Graham’s plan is for states to not have the ability to choose. His bill wouldn’t restore abortion rights up to 15 weeks in the states that have banned it. It would just strip away rights in states that have not banned abortion. While the bill doesn’t stand a chance of passing a Congress controlled by Democrats, Graham pledged, “If we take back the House and Senate, I can assure you we'll have a vote.”
Graham is trying to sell his bill as a moderate compromise that just bans “late-term abortions,” but in addition to the fact that “late-term abortion” is not medical language, 15 weeks is substantially earlier than the point at which abortion opponents usually start using that label. Similarly, Graham’s inclusion of “Pain Capable Unborn Children” in the title of the bill is a lie. According to the American College of Obstetricians and Gynecologists, “The science conclusively establishes that a human fetus does not have the capacity to experience pain until after at least 24–25 weeks.”

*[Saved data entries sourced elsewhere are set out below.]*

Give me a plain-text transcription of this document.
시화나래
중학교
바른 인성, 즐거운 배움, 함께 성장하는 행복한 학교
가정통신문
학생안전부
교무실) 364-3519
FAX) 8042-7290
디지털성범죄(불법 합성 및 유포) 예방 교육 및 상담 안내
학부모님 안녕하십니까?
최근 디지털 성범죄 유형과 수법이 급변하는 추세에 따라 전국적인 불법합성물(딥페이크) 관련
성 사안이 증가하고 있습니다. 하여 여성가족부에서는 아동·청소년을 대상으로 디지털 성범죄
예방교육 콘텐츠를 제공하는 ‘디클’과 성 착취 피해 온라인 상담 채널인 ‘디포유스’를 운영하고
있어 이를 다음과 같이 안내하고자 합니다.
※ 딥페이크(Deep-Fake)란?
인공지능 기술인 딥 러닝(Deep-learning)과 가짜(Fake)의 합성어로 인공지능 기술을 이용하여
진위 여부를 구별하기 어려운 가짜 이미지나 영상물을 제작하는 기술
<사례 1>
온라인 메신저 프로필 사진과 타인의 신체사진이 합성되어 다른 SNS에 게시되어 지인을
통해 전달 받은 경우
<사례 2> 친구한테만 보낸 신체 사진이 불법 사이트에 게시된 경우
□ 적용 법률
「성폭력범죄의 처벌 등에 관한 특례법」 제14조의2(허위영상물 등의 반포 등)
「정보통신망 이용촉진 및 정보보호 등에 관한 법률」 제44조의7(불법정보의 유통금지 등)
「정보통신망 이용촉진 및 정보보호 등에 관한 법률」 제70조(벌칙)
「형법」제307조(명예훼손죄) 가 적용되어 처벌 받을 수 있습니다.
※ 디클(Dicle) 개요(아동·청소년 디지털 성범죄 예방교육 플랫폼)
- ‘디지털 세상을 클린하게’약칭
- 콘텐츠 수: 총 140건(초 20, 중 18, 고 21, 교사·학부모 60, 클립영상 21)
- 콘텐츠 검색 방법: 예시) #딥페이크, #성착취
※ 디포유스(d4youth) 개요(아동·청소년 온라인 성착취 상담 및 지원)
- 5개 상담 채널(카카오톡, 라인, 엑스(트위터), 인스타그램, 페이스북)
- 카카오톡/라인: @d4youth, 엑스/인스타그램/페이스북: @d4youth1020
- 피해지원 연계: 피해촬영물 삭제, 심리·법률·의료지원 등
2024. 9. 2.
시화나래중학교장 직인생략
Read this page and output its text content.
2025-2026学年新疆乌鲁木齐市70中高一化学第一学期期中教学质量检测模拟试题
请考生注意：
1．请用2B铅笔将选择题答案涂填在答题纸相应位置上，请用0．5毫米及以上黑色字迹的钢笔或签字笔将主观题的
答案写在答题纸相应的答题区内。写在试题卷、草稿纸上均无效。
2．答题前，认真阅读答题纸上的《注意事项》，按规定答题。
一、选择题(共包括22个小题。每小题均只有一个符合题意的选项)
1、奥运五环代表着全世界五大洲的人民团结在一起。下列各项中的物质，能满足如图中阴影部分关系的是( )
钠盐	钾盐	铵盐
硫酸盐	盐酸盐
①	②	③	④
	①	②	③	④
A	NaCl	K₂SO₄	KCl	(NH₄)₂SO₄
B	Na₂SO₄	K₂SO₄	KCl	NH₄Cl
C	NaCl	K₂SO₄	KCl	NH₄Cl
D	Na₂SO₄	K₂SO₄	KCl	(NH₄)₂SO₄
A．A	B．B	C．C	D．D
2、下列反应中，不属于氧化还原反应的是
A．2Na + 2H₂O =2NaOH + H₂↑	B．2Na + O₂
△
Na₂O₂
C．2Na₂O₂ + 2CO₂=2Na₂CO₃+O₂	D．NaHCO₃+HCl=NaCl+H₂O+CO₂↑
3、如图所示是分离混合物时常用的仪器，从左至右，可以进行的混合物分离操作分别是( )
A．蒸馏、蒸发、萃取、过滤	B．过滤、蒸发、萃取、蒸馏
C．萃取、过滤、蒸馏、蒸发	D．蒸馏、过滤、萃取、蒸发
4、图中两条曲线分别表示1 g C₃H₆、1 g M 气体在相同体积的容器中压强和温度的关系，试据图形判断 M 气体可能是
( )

But even if any of these attempts to paint a sharp restriction of abortion rights in many states as moderate were accurate, Graham’s bill is a starting point for Republicans, not a stopping point, just as we’ve seen in Republican-controlled states. Graham’s own trajectory shows that. A few months ago, he was all about the states deciding “if abortion is legal and on what terms”:
Even last month, Graham was saying, “I think states should decide the issue of marriage and states should decide the issue of abortion.” Now he is leading an effort to get the federal government to institute a ban. Similarly, once Republicans have their 15-week ban, they’re going to get more extreme.
If voters let them. Graham promised, “If we take back the House and Senate, I can assure you we'll have a vote.” Voters should take that very seriously, but it begins with a big if. There are lots of signs—from the lopsided vote for abortion rights in Kansas to the special elections in New York and Alaska to a host of polls—that voters are furious about the loss of abortion rights and ready to go out and vote to protect them. Graham’s bill should add urgency to that.